Krueger: Today's graduate medical education, continuing medical education, across the board really ensures that we have medical professionals that are ready to take care of our force. It ensures that we do have physicians, nurses, medics, who are able to meet the need. It’s important because we do have areas where it's challenging to practice, and where it will be hard to hire people. So sometimes we must generate our own.
Crosland: There's a symbiotic relationship when you must train and run a health care system that has a certain amount of capability and capacity that all of us benefit from … because we also need those for our military mission.
Lein: Talk about the staffing at our military hospitals and clinics with our active duty military and the challenges of civilian hires. Are we going to allow remote working at our facilities and are we going to be hiring more staff?
Krueger: Having active duty working at military hospitals and clinics is critical to our active duty medical personnel, both gaining and maintaining their medical skills and expertise. For our medical personnel to maintain their currency, they must work in our facilities. They must see patients; they also have their profession of being soldiers.

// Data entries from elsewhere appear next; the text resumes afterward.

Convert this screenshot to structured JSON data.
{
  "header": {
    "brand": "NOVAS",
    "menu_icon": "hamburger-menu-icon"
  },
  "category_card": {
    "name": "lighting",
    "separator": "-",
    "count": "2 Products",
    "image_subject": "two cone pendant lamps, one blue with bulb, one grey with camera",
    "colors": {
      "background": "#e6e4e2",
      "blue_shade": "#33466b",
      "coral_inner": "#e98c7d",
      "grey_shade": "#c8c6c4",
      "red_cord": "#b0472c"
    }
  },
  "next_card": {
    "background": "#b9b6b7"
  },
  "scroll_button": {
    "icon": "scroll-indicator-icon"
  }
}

Crosland: There's a shortage of nurses, 250,000 nationwide and it is projected to grow. And there'll be a shortage of physicians. We need to find a way to hire more civilians. We’re also going to have to look at how we deliver care. We're going to have to look at the model of care. There can’t be a dependency on a resource that we're short on; there are other ways and better ways. It's not a quick, easy fix. It's going to take us some time to get the right balance of resources.